REPUBLIKA.CO.ID, JAKARTA -- Pemerintah Bangladesh menyatakan bahwa proses repatriasi pengungsi Rohingya akan diselesaikan dalam kurun waktu dua tahun. Repatriasi rencananya akan dimulai pada Selasa (23/1) pekan.
Namun, Wakil Ketua Baznas, Zainulbahar Noor menyebutkan bahwa repatriasi tersebut akan sulit dilakukan dan bahkan membutuhkan waktu puluhan tahun.
"Pengembalian dari pengungsi itu tidak mudah. Banyak sekali persoalannya. Itu kalau pun bisa berjalan bisa puluhan tahun," ujarnya saat ditanya Republika.co.id dalam konferensi pers di Kantor Baznas, Jakarta Pusat, Jumat (19/1).
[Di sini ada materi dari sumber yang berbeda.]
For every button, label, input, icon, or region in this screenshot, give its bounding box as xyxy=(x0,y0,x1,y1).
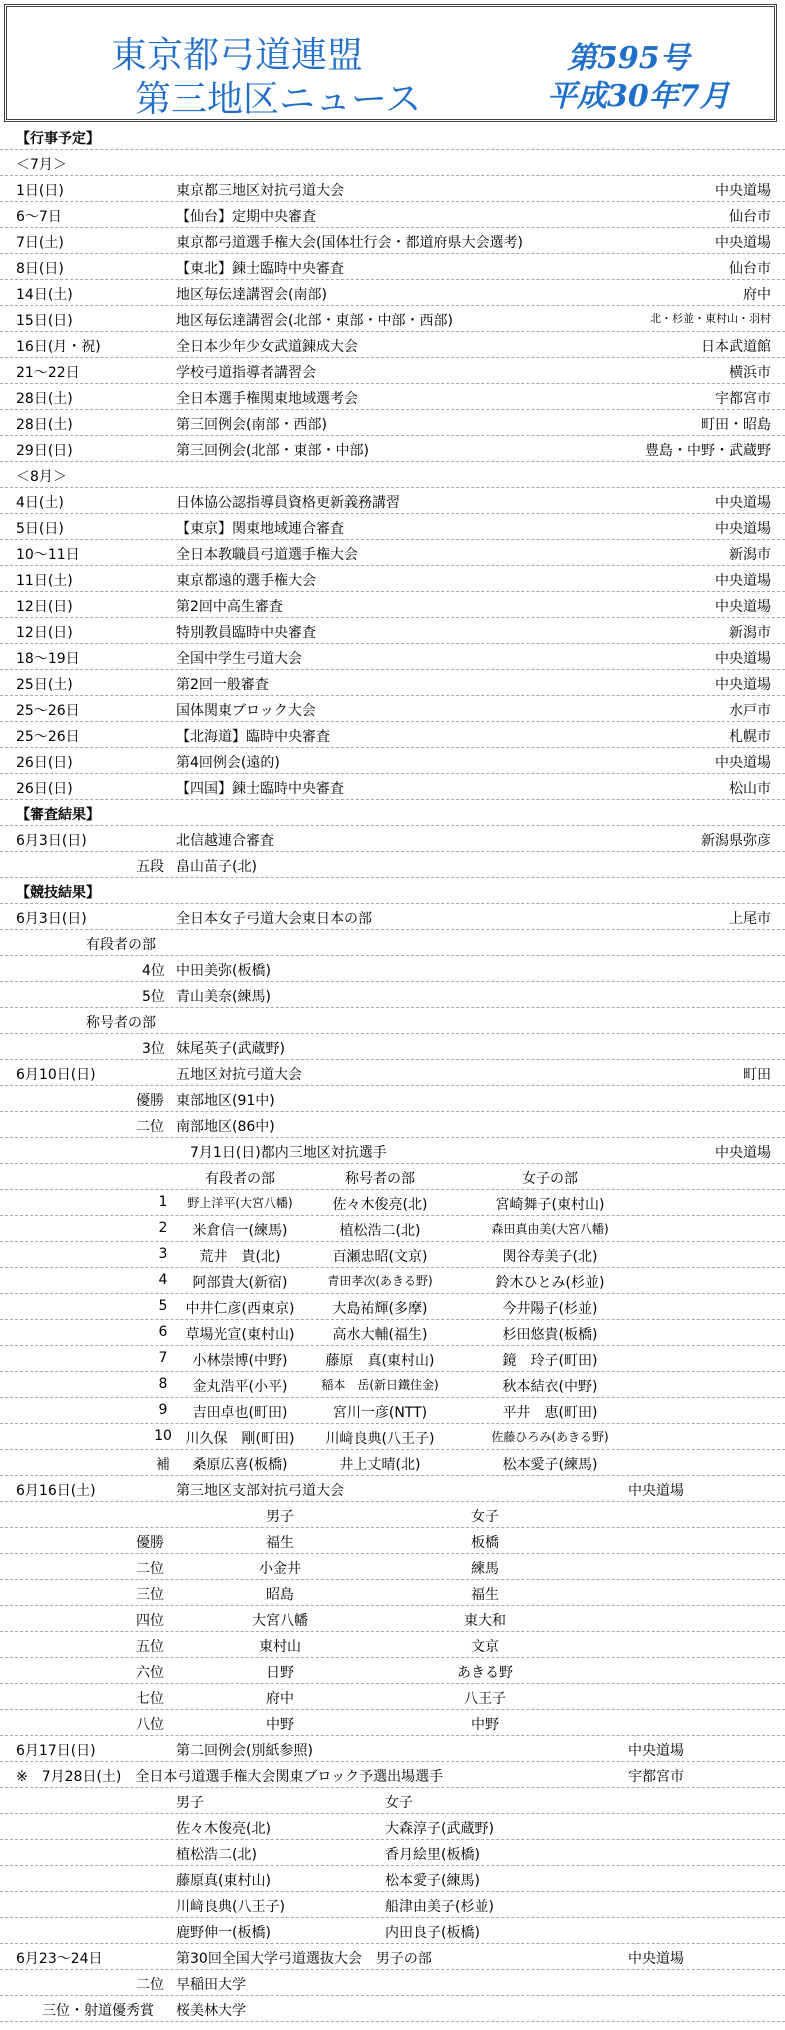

(Baca: Baznas Siapkan Rp6 Miliar Bantu Pengungsi Rohingya)
Sebelumnya, Vice President Aksi Cepat Tanggap (ACT), Ibnu Khajar juga mengatakan hal senada. Bahkan, ia menyebut bahwa kesepakatan antara Myanmar dengan Bangladesh tersebut merupakan gagasan paling "gila". Apalagi, infrastruktur di Myanmar sudah dibakar semua, sehingga para pengungsi Rohingya tidak mempunyai tempat untuk kembali ke desanya.
Rencananya, menurut Ibnu, mereka akan ditempatkan di sebuah desa di Mundu. Oleh karena itu, Ibnu menilai para pengungsi Rohingya akan kembali menempati tempat pengungsian, bukan pulang ke desanya.
"Tapi yang mengerikan Mundu ini tidak bisa diakses oleh lembaga kemanusiaan atau negara lain di luar Myanmar," ujar Ibnu kepada Republika.co.id, Kamis (18/1).
Ibnu pun menilai repatriasi tersebut disepakati karena Bangladesh tidak ingin berlama-lama menampung etnis Rohingya di negaranya. Sementara, Myanmar diduga hanya menggunakan kesepakatan ini untuk memperbaiki citra buruknya di dunia Internasional.
Untuk itu, bantuan kemanusiaan harus tetap dilakukan oleh lembaga-lembaga kemanusiaan kepada pengungsi Rohingya. Bantuan pangan, kesehatan dan pendidikan harus tetap digulirkan guna meringankan penderitaan para pengungsi.